Russia, as a country that only recently joined the World Trade Organization (WTO), might not assume many of the commitments to liberalize trade that are approved during the Doha round of talks, Maxim Medvedkov, head of trade negotiations at the Russian Economic Development Ministry, told Interfax.
"Russia would like to see [the Doha round] wrap up as quickly as possible if only for pragmatic reasons - we, as a recently acceded member, will not be assuming many of the Doha round's commitments to liberalize access to markets for goods and services, but we will be able to take advantage of the obligations of other countries," he said.
Medvedkov said subjects like the further reduction of import tariffs, liberalizing access to the services market, and tightening and reducing commitments to support agriculture, would be discussed during the Doha round.
The Doha round and campaign against protectionism would be among the themes of Russia's G20 presidency "and we are drafting proposals on those these now," Medvedkov said.
He said the situation in the context of the Doha round was "not straightforward right now". "Negotiations are fragmentary and about secondary issues.
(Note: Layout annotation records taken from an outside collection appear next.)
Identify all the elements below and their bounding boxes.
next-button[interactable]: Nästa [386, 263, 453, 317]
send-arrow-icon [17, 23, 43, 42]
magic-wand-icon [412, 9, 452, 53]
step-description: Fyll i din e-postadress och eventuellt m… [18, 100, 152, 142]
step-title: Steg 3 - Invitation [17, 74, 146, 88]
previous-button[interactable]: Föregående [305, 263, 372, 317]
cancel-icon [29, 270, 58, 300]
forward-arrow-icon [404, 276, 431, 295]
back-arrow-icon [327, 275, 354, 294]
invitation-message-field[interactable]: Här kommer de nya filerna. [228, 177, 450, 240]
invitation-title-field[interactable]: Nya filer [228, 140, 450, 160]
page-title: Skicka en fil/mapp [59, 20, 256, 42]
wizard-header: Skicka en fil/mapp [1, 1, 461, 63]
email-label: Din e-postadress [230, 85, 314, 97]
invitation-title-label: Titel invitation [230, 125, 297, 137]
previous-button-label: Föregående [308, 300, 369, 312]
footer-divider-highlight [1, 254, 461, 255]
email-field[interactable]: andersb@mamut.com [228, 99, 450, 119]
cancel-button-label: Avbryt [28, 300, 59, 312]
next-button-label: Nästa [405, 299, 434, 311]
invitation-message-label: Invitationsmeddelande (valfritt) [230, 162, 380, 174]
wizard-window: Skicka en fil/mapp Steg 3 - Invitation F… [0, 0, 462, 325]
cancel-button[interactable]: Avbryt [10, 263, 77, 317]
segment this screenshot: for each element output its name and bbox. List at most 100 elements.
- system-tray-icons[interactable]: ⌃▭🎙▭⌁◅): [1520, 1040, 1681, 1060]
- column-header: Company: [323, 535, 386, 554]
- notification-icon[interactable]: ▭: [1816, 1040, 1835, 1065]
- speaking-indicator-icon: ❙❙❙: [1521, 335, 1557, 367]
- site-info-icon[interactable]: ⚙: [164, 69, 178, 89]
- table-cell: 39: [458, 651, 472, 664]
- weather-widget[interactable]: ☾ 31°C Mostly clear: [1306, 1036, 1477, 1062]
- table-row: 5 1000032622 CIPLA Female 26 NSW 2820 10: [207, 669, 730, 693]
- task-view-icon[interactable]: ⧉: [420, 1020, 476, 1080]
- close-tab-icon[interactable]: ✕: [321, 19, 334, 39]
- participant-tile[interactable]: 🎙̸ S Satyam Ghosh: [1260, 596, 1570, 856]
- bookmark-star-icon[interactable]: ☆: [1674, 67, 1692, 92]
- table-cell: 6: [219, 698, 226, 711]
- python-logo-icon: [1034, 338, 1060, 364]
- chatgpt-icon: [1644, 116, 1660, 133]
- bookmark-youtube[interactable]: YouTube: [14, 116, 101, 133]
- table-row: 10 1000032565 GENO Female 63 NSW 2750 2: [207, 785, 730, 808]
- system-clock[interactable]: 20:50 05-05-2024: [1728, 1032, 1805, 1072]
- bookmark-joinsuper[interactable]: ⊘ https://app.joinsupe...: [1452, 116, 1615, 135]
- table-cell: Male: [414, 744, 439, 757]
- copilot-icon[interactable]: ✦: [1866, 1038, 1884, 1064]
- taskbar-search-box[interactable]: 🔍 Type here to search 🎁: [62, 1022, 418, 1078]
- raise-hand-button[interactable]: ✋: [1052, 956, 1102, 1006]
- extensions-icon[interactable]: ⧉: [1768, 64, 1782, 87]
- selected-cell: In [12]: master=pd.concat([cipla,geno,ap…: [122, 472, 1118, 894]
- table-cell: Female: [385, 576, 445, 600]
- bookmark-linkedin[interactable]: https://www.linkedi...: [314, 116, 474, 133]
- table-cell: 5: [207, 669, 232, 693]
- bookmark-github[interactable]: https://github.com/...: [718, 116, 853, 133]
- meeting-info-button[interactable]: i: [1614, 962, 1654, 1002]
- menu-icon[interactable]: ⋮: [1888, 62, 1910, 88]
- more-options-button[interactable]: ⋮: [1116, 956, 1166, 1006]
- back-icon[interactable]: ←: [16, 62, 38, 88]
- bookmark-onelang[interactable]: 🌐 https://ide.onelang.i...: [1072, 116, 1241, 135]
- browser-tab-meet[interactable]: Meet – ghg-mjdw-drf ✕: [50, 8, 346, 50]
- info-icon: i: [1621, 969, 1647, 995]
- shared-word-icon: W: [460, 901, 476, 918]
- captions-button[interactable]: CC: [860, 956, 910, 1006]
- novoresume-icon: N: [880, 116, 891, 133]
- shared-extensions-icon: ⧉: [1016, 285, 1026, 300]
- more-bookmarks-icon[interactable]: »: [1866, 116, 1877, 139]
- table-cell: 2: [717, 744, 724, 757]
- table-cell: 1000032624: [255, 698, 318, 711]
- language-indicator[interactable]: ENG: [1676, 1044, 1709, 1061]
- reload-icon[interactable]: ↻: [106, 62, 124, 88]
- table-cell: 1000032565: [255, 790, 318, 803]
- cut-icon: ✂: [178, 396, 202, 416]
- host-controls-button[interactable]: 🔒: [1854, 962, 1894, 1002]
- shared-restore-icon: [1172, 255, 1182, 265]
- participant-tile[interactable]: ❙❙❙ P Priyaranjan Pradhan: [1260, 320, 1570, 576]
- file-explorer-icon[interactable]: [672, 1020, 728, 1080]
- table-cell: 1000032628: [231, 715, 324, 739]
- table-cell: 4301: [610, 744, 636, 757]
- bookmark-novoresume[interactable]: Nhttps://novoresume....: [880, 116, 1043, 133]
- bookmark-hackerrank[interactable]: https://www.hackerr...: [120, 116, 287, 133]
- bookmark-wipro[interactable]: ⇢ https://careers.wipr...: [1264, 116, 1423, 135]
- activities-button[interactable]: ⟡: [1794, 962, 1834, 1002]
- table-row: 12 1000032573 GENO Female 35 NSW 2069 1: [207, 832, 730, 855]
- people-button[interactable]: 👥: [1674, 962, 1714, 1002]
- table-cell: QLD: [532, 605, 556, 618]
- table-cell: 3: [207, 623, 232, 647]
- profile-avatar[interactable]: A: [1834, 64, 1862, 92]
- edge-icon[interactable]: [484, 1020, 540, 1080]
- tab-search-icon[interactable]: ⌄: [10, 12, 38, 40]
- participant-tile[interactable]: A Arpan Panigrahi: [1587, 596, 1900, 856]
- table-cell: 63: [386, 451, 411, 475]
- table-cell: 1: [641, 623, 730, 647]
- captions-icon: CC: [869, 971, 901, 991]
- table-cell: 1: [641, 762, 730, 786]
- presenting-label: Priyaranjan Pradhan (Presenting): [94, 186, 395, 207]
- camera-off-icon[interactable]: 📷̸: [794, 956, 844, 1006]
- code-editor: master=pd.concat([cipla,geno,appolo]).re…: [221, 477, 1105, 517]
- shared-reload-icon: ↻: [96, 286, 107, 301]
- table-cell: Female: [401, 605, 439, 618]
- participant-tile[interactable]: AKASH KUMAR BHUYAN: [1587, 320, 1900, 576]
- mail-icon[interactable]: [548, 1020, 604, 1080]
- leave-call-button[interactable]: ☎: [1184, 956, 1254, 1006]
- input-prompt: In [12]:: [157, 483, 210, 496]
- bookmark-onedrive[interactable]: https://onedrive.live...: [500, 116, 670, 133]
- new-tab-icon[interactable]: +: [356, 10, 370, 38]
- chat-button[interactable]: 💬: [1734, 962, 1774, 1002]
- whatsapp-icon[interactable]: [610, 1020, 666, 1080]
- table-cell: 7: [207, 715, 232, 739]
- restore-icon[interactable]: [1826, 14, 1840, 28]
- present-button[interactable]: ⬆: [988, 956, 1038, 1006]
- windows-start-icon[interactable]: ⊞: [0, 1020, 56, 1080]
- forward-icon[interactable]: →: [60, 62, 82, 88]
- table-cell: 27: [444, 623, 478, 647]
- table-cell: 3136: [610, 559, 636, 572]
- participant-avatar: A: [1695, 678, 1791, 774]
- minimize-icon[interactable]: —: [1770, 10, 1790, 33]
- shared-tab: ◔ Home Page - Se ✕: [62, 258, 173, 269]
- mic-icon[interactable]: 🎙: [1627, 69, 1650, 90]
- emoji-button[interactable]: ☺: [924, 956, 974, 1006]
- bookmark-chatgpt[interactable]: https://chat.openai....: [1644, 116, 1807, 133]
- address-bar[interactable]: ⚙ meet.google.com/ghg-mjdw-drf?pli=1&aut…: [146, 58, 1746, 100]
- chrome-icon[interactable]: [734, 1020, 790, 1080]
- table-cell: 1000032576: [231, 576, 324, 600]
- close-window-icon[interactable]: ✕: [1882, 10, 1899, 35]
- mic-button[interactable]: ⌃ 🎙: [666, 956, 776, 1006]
I think there are several reasons for this. Many experts think the main one is that those who initiated the round set the bar too high - many WTO members are clearly not ready for this."
"Countries that have always been regarded as emerging economies but which have in the past decade been able to give many developed countries a head start in terms of the pace and quality of economic development are refusing to abandon their traditional preferences, and countries that have always been considered to be developed want a leveling of entitlements and obligations."
"A solution will be found sooner or later because there is no serious alternative to the WTO as a regulator of international trade. As far as Russia is concerned, our position will probably be determined with respect to each issue individually. In some respects it will be to our benefit to consolidate with the emerging countries, and in others with the developed ones," he said.